6. Limitations of JSONP (Very Important for Exams)
| Limitation | Explanation |
|---|---|
| Only GET requests | Cannot send POST, PUT, DELETE |
| Security risk | Executes remote JavaScript |
| No error handling | Cannot detect 404/500 properly |
| No headers | Cannot send auth headers |
| Not real AJAX | No XMLHttpRequest |
7. Security Risk Explained Simply
Since JSONP executes JavaScript:
-
A malicious server can send harmful code
-
This can cause XSS attacks
Example danger:
alert("Hacked!");
stealCookies();
Because of this, JSONP is unsafe by modern standards.
8. JSONP vs CORS (Exam Comparison)
| Feature | JSONP | CORS |
|---|---|---|
| Cross-domain support | Yes | Yes |
| HTTP methods | GET only | All |
| Security | Low | High |
| Error handling | Poor | Proper |
| Modern usage | No | Yes |
9. Is JSONP Still Used Today?
❌ No (almost never)
It is considered:
-
Legacy
-
Insecure
-
Obsolete
But:
-
Still asked in exams
-
Still appears in old systems
-
Important for conceptual understanding
10. One-Line Exam-Friendly Definition
JSONP is a legacy technique that enables cross-domain data retrieval by wrapping JSON data inside a callback function and loading it via a script tag.

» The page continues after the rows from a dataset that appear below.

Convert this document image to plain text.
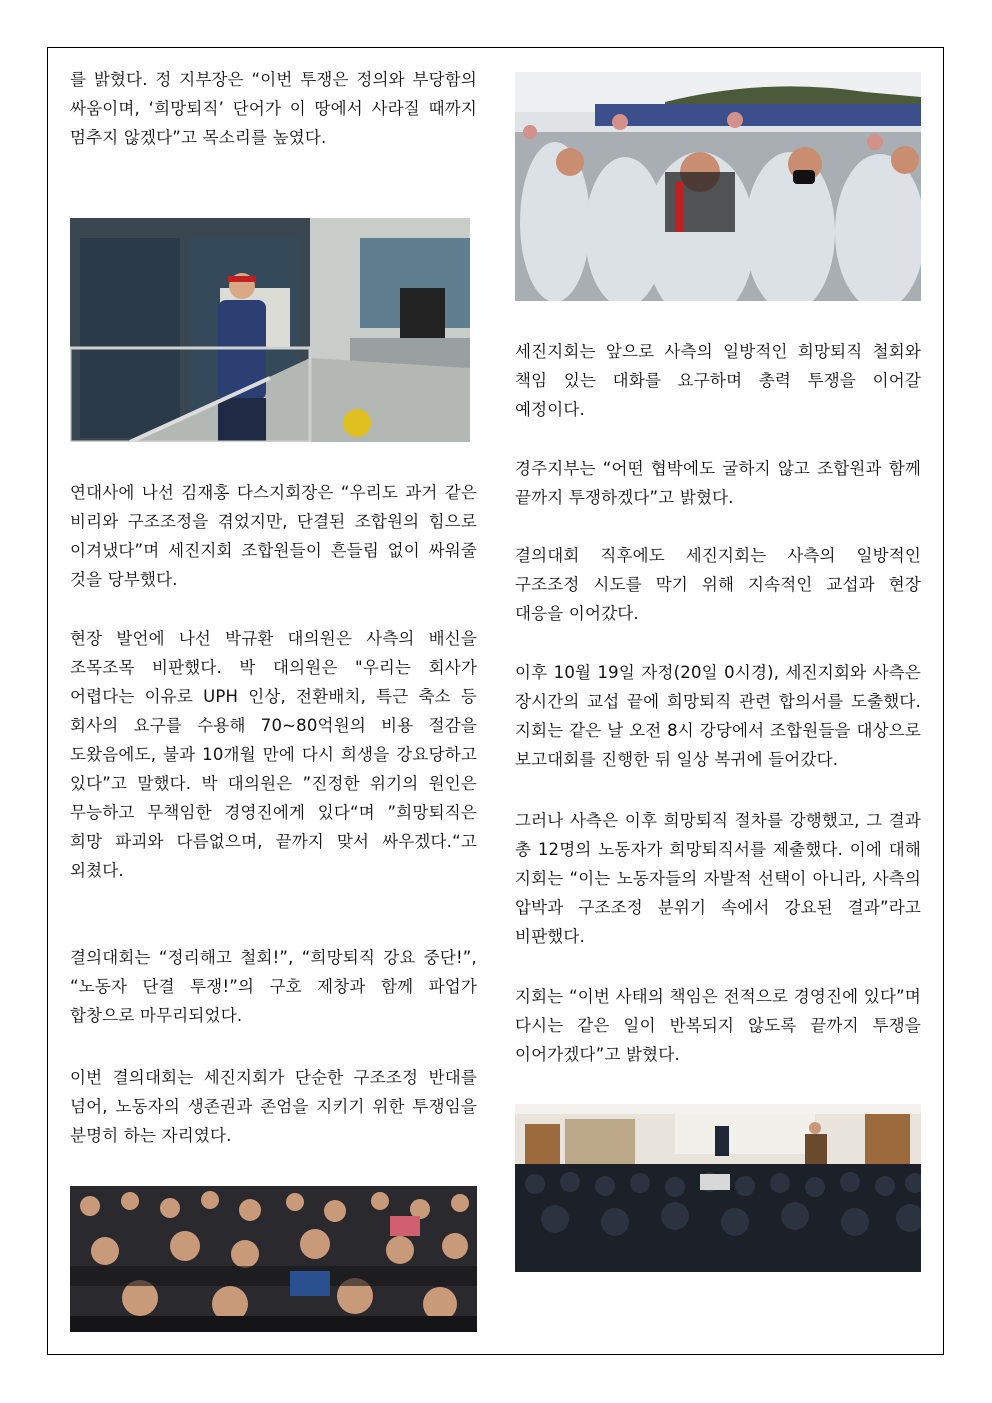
를 밝혔다. 정 지부장은 “이번 투쟁은 정의와 부당함의 싸움이며, ‘희망퇴직’ 단어가 이 땅에서 사라질 때까지 멈추지 않겠다”고 목소리를 높였다.

연대사에 나선 김재홍 다스지회장은 “우리도 과거 같은 비리와 구조조정을 겪었지만, 단결된 조합원의 힘으로 이겨냈다”며 세진지회 조합원들이 흔들림 없이 싸워줄 것을 당부했다.

현장 발언에 나선 박규환 대의원은 사측의 배신을 조목조목 비판했다. 박 대의원은 "우리는 회사가 어렵다는 이유로 UPH 인상, 전환배치, 특근 축소 등 회사의 요구를 수용해 70~80억원의 비용 절감을 도왔음에도, 불과 10개월 만에 다시 희생을 강요당하고 있다”고 말했다. 박 대의원은 ”진정한 위기의 원인은 무능하고 무책임한 경영진에게 있다“며 ”희망퇴직은 희망 파괴와 다름없으며, 끝까지 맞서 싸우겠다.“고 외쳤다.

결의대회는 “정리해고 철회!”, “희망퇴직 강요 중단!”, “노동자 단결 투쟁!”의 구호 제창과 함께 파업가 합창으로 마무리되었다.

이번 결의대회는 세진지회가 단순한 구조조정 반대를 넘어, 노동자의 생존권과 존엄을 지키기 위한 투쟁임을 분명히 하는 자리였다.

세진지회는 앞으로 사측의 일방적인 희망퇴직 철회와 책임 있는 대화를 요구하며 총력 투쟁을 이어갈 예정이다.

경주지부는 “어떤 협박에도 굴하지 않고 조합원과 함께 끝까지 투쟁하겠다”고 밝혔다.

결의대회 직후에도 세진지회는 사측의 일방적인 구조조정 시도를 막기 위해 지속적인 교섭과 현장 대응을 이어갔다.

이후 10월 19일 자정(20일 0시경), 세진지회와 사측은 장시간의 교섭 끝에 희망퇴직 관련 합의서를 도출했다. 지회는 같은 날 오전 8시 강당에서 조합원들을 대상으로 보고대회를 진행한 뒤 일상 복귀에 들어갔다.

그러나 사측은 이후 희망퇴직 절차를 강행했고, 그 결과 총 12명의 노동자가 희망퇴직서를 제출했다. 이에 대해 지회는 “이는 노동자들의 자발적 선택이 아니라, 사측의 압박과 구조조정 분위기 속에서 강요된 결과”라고 비판했다.

지회는 “이번 사태의 책임은 전적으로 경영진에 있다”며 다시는 같은 일이 반복되지 않도록 끝까지 투쟁을 이어가겠다”고 밝혔다.
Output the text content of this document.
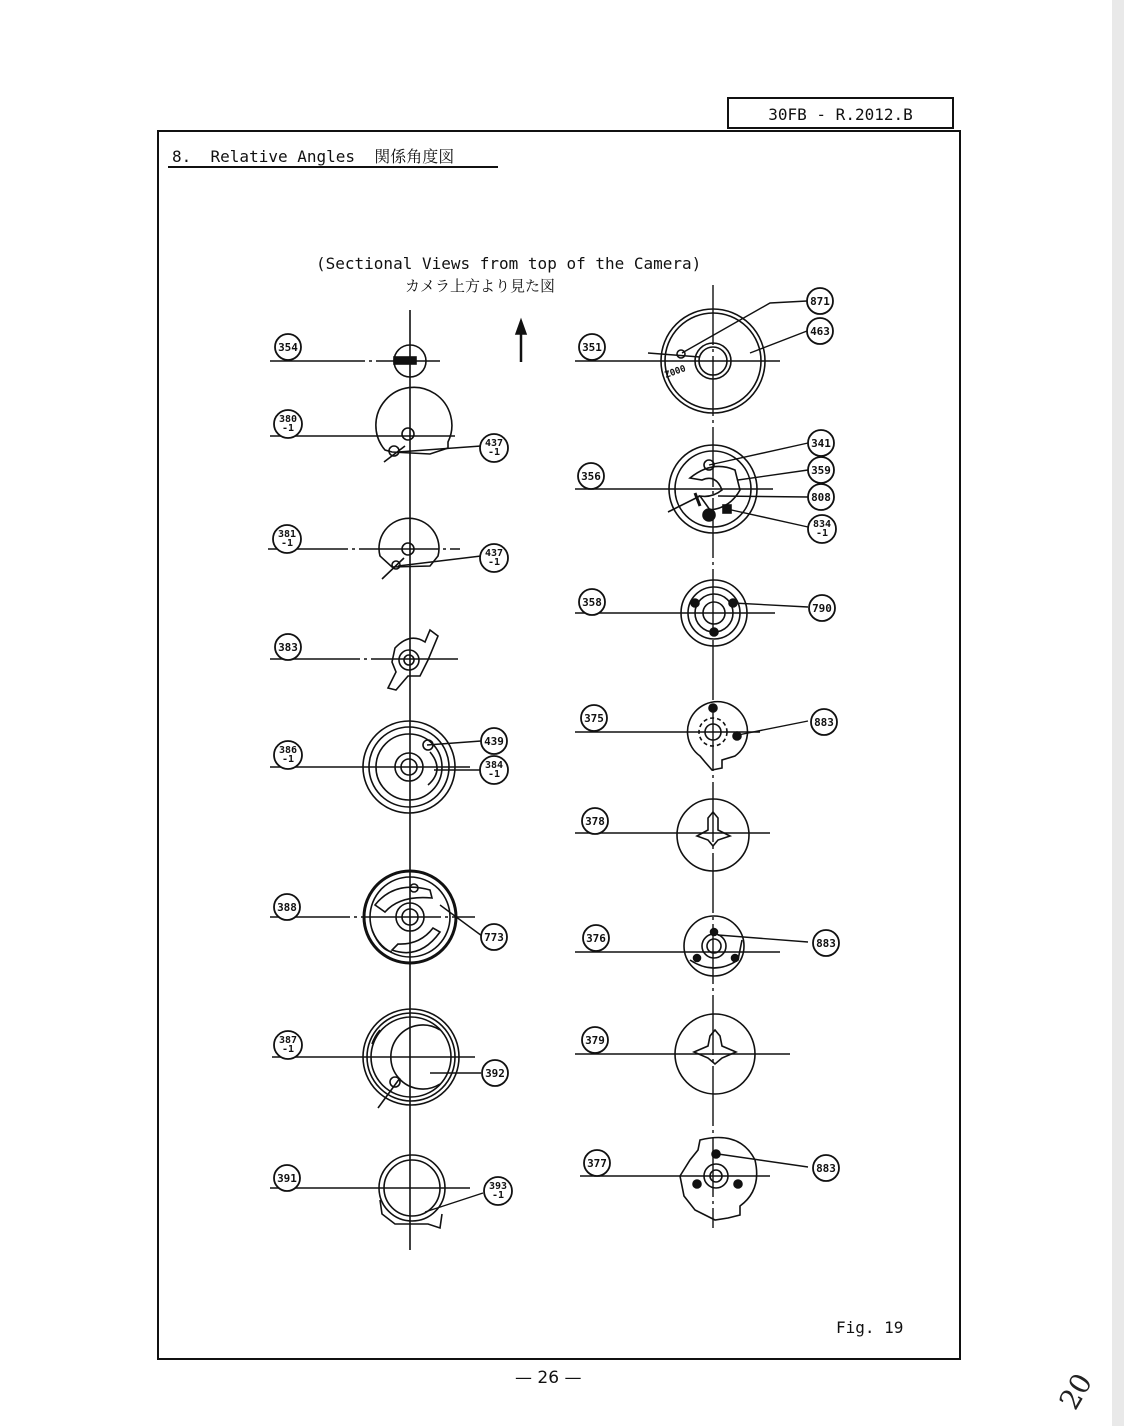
30FB - R.2012.B
8.  Relative Angles  関係角度図
(Sectional Views from top of the Camera)
カメラ上方より見た図
354
380
-1
381
-1
383
386
-1
388
387
-1
391
437
-1
437
-1
439
384
-1
773
392
393
-1
351
356
358
375
378
376
379
377
871
463
341
359
808
834
-1
790
883
883
883
Z000
Fig. 19
— 26 —	20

11. When Should You Mention JSONP in Answers?
-
When explaining cross-domain communication before CORS
-
When asked: “How was cross-origin handled earlier?”
-
In theory exams (BCA / MCA / Web Technology)
12. Key Point to Remember
JSONP bypasses same-origin policy by exploiting the fact that
<script>tags can load cross-domain JavaScript.